For businesses, one of the most tantalizing promises of the digital revolution is the ability to use data to create value—to generate ROI from the raw information streaming in from professional networks as much as from actual “things.”
Beyond buzzwords and analyst-speak, putting data into practice
This post originally appeared in InfoWorld*
Yet businesses have struggled to articulate how to go about extracting value from this new source. As Gartner’s Andrew White recently noted in a review of data and analytics in strategic plans, “The vast majority of such documents do not make any reference to a real measurable business outcome [and] … misconstrue the term strategy for plan, action, decision, risk, principle, goal, direction, effort, tactic, and so on.”
Why does it have to be hard to link data to simple, easy, and meaningful business outcomes? In part, this is because these databases are often large and full of errors, making them cumbersome to use. For example, in a bank, tellers interact with customers every day. While the bank’s system may have duplicate records of a customer, the tellers aren’t confused about whom they are speaking to, because the customer is in front of them.
But no matter the quality of the teller’s service, if the customer later gets multiple touches from the bank, for each of their duplicate details, the customer may think, “Don’t they know me? I was just there last week!” Couldn’t this easily be avoided by prompting the teller to ask a few simple, unobtrusive questions about the customer’s details?
Over time, a bank may have grown multiple systems, powering different applications, across departments and divisions, that may not talk to each other. The teller, however, is only interacting with one system, and the bank would not (and should not) surface all of the customer details to the teller.
If the bank used a system which could service up just the right bits of information to that teller, issues like this could be solved by a simple question like “Is your current email jim@xyz.com or jim@abc.com, or are they both you?” The pieces could fall into place, and the systems in the back end could make the corrections and roll them through all the pertinent systems.
The power of doing so is clear: Better data for the bank strongly equates to better up-sell and cross-sell opportunities, and ultimately higher customer satisfaction.
Application data management
In my example, each of the bank’s applications (checking, savings, loans, investments, etc.) has data that is specialized to that system. For example, while credit rating and employment details are part of the loan information, they’re not included in checking account information. Similarly, recent ATM transactions are not needed for investment account detail, though they are relevant for checking. All this data is managed by individual applications in the bank.
However, some level of data is pertinent to all accounts: name, address, phone, and perhaps current account balance. This shared data that exists in multiple applications is where problems start to occur, and a whole industry of data quality and stewardship strives to be the solutions. The data that is common to, and thus managed across, multiple applications falls under the concept of application data management (ADM).
ADM is a technology-enabled business discipline designed to help users manage and govern the application data required to operate a specific business application or suite (like a CRM, ERP, or SCM). This could include master data management (MDM), and has the same technical capabilities, but its purpose is fundamentally different from MDM.

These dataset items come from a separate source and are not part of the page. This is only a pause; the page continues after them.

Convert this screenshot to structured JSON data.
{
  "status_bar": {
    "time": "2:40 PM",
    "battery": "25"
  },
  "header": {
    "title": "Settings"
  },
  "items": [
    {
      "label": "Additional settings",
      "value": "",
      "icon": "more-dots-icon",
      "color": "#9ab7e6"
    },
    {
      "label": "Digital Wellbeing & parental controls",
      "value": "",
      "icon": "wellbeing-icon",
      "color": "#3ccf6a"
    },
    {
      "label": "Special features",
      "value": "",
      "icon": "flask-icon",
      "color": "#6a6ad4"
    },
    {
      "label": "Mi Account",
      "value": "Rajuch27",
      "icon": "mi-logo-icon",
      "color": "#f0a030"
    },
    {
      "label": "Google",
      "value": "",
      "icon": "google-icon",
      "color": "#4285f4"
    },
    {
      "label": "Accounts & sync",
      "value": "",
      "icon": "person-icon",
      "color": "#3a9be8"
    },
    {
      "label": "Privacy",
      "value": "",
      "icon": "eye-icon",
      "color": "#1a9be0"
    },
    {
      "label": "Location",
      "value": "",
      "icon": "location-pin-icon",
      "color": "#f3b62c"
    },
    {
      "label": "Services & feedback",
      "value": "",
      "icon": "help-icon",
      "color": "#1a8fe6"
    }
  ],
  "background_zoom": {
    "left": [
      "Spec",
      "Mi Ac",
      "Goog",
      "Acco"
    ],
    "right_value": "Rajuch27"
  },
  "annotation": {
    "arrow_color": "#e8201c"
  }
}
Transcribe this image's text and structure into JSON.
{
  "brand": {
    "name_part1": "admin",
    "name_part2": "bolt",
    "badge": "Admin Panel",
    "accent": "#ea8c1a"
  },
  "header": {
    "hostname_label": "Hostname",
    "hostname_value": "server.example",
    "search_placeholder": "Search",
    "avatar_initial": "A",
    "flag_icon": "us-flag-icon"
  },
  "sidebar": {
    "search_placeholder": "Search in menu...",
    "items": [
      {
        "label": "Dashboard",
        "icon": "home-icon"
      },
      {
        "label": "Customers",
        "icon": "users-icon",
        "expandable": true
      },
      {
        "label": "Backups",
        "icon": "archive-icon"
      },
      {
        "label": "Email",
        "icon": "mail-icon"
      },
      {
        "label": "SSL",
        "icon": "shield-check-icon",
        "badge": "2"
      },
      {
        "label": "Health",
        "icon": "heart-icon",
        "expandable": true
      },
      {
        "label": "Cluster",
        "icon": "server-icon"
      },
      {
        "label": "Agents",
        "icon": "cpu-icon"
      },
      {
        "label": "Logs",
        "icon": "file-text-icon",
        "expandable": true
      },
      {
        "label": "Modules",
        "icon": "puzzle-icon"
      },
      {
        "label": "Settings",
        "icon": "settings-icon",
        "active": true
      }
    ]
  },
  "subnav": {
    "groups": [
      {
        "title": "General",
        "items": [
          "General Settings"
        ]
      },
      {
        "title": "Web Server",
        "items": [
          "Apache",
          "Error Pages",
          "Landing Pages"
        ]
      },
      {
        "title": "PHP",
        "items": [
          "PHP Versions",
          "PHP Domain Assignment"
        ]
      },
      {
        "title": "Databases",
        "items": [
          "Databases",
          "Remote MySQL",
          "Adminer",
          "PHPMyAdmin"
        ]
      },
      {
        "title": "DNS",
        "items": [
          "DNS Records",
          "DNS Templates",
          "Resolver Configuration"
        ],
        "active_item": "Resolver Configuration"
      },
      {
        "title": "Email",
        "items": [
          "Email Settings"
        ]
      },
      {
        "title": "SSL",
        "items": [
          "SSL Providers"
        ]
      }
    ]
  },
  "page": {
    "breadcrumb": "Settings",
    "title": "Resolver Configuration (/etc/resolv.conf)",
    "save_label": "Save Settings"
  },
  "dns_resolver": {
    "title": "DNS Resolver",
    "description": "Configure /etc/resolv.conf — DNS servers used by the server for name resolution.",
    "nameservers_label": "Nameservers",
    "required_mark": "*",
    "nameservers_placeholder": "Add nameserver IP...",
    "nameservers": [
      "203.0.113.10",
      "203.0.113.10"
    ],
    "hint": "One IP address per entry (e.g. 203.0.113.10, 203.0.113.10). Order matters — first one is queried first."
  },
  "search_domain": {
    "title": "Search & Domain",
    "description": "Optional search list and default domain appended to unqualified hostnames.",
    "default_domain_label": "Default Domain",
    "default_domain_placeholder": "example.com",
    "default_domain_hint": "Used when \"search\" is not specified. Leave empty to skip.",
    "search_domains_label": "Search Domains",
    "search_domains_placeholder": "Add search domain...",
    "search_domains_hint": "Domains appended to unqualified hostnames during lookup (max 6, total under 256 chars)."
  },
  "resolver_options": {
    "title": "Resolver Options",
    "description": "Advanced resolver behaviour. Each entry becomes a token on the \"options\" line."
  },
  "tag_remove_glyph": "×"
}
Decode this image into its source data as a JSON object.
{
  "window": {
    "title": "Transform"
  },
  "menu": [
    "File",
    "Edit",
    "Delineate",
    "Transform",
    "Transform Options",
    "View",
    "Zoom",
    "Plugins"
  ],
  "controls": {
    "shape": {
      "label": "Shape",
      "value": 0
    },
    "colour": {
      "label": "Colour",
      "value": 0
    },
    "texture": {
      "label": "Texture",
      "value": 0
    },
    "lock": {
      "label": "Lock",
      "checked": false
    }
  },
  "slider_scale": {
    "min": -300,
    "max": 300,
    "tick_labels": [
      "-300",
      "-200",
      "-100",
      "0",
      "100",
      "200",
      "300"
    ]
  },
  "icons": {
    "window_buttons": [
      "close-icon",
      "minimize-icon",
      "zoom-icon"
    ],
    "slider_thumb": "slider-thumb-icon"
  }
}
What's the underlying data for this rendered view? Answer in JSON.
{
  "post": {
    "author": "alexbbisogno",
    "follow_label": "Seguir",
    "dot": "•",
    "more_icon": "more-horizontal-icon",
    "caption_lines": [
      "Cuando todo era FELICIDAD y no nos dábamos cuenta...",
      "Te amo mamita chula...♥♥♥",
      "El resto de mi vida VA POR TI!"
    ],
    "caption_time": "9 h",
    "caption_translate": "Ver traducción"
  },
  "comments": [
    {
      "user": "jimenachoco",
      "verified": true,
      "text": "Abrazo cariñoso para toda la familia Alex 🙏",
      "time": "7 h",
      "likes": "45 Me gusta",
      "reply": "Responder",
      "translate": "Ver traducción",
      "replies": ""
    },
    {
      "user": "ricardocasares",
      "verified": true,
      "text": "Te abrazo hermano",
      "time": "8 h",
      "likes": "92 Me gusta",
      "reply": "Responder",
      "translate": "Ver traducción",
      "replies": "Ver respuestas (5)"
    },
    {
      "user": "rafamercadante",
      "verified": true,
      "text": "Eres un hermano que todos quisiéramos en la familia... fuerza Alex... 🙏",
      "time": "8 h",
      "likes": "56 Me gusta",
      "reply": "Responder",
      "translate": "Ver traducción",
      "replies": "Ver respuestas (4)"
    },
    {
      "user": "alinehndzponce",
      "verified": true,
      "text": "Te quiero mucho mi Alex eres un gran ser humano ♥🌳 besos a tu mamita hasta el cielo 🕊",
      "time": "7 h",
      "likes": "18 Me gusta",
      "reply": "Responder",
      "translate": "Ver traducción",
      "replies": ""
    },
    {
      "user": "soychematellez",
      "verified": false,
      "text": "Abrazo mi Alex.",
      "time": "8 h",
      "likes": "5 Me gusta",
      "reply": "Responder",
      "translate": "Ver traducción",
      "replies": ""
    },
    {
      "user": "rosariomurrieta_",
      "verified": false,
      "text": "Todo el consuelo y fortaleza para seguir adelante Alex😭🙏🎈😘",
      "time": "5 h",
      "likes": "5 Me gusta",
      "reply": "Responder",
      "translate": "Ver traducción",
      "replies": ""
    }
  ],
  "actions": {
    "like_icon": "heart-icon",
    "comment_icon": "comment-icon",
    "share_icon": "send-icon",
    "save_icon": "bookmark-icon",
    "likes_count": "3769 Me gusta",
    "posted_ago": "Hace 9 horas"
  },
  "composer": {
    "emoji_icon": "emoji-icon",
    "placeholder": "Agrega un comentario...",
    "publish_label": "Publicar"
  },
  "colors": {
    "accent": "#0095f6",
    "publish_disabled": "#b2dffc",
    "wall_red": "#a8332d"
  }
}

Bringing it all together: the data hub
A data hub brings together the concept of mastering that shared data that lives across applications such that it can be governed and managed in a centrally understood, nondisruptive way.
The data hub can be logical and/or physical. It is not about transactional storage, but rather for mediation (enforcement) of information governance and sharing policies. It gives a 360-degree view of everything in the organization by reconciling top-down and bottom-up, as well as inside-out and crowd-sourced, data.
The data hub has all the capabilities of an MDM, augmented with important parts that enable it to be a data management system of record, source of truth and system of engagement at the same time. A host of capabilities (such as data governance, quality, enrichment, and catalog) are required to meet this widespread business need—and ideally, should be in a single platform, for ease of use and fast time to value.
Current thinking
I recently had the chance to see how the industry is embracing this way of thinking at Gartner Data & Analytics Summits in the US and UK. As a handful of those analysts start to codify the data hub and ADM, it seems that talk around data hubs and ADM is finally catching up to the solutions in place and should mollify the frustration end-user clients feel with lots of uncoordinated bits of software that are patch together with glue and marketed as a single “platform.”
Recent developments in artificial intelligence and machine learning will help the data hub become a reality. In this way, the AI in an intelligent data hub can be applied under the covers in a platform to help with meaningful business processes. For instance, smart algorithms learn enough to eventually make suggestions that help with automating stewardship, prioritization of workflows, matching, merging, and calling on external microservices to augment the core horsepower in the hub.
This allows the hub to present master data and non-master data objects (system of record, static or dynamically changing values, transactional data, etc.) in easily digestible form to any type of user—like a bank teller.
The days of a bank teller helping customers get better service, and the bank providing a more integrated experience for its customers are upon us in the age of the intelligent data hub.